A 2008 Justice Department case against UBS “pierced the veil of Swiss banking secrecy” and became a model for prosecutions against banks and financial firms in the Caribbean, Liechtenstein and Israel. These institutions have paid approximately $6 billion and turned over customer information to avoid criminal prosecution.


Shifting to individual taxpayers

Once the Service started to receive information about U.S. taxpayers who failed to report foreign accounts or pay taxes, it prosecuted more than 150 individuals. Penalties for failing to file a disclosure on accounts with more than $10,000 are up to half the value of the account. Some cases even included jail sentences and civil penalties totaled roughly $500 million.
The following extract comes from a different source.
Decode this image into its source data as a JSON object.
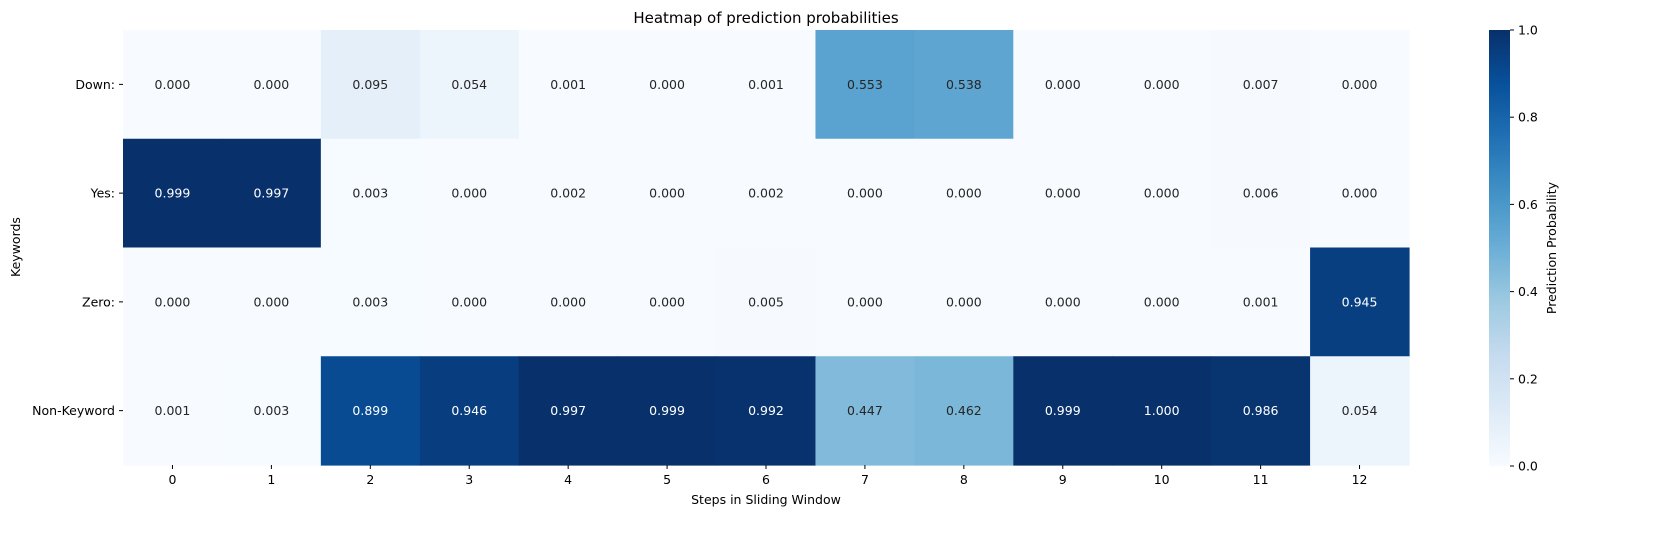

In 2009, the IRS offered the first Offshore Voluntary Disclosure Program. The amnesty program allowed taxpayers to pay back taxes, interest and penalties then return to compliance without the risk of a criminal prosecution. The first versions were time limited. The latest had been open-ended, however it will now be closing on September 28, 2018 as applications have dropped off.

How many taxpayers participated? About 56,000 individual taxpayers came forward and paid more than $11 billion to resolve offshore account issues. Even as the current OVDP amnesty closes, the Streamlined Domestic/Foreign disclosure procedures remain open to correct FBAR or foreign account reporting mistakes.

Fatca and information exchanges

The Foreign Account Tax Compliance Act (FATCA) has come into effect and more countries are sharing financial and account holder information than ever before. Attention may be shifting to the far East. And in a first, an executive of a bank with locations in Hungary and the Caribbean pleaded guilty to violating Fatca rules.

The IRS has also increased it usage of “John Doe summons” to learn taxpayer identities even when the information is located outside of the country. It is also using this strategy against Coinbase as the crackdown encompasses virtual/cyber currency.

The IRS has put even more snares in place to trap the unwary. At the first sign of an offshore or bitcoin reporting issue, seek counsel from a tax attorney.